Defendant insists that plaintiff and his driver saw or should have seen the train much further south of the intersection than admitted by them. While there is some force to this claim, nevertheless, it became a question whether under the circumstances of the instant case plaintiff could not largely rely upon defendant observing the law and its custom of protecting the crossing. Under the circumstances, plaintiff would not exercise the extreme care that would be necessary at an unguarded crossing. As stated in Motyka v. Railway Co., 256 Mich. 417, on rehearing:
"If one may place no reliance on guards and flagman, why have them?"
It would serve no useful purpose to discuss the many cases with different factual situations referred to by both parties. However, in Jones v. Railroad Co., 303 Mich. 114, we held that under somewhat like circumstances the question whether a driver was guilty of contributory negligence in failing to stop after reaching the point from which he had a clear vision down the track was one for the jury.

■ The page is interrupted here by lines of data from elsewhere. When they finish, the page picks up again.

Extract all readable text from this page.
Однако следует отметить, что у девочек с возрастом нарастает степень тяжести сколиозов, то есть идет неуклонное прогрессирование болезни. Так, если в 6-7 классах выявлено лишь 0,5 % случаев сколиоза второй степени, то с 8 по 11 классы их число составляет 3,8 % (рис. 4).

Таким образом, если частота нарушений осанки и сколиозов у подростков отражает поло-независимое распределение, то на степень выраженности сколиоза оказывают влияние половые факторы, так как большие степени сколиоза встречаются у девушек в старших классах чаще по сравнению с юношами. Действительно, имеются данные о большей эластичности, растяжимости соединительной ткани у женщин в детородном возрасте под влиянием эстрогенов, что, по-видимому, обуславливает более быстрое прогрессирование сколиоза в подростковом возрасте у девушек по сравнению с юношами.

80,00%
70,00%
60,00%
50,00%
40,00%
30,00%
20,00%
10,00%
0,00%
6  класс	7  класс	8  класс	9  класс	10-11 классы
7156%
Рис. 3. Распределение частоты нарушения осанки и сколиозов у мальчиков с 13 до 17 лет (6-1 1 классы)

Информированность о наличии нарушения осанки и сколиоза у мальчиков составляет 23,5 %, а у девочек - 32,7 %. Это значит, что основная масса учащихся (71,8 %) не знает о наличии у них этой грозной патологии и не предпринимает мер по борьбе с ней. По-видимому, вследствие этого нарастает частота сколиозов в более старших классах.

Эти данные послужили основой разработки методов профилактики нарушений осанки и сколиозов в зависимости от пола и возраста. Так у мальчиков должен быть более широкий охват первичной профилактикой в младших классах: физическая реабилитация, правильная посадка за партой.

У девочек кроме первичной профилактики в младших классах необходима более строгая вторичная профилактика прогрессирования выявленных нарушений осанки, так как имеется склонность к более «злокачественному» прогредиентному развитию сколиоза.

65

The claim is made that the verdict is excessive. Plaintiff was laid up an entire year, lost $2,400 that he might have earned during the year had he not been injured, and later worked at $5.96 instead of $6.80 per day. He was not able to perform the duties of a miner. He had not fully recovered from the effects of the accident at the time of the trial. The hospital bill was $93.65 and the doctor's bill amounted to $150. He now has a stiff knee which might be corrected by an operation costing $350. The knee was broken in three places. The doctor thought that if plaintiff was properly treated, he could fully recover from his injuries in a period of six months. Considering also the pain and suffering and inconvenience that plaintiff was put to, we do not find the verdict of $6,000 excessive.
Judgment is affirmed, with costs.
NORTH, C.J., and STARR, WIEST, BUSHNELL, SHARPE, BOYLES, and REID, JJ., concurred.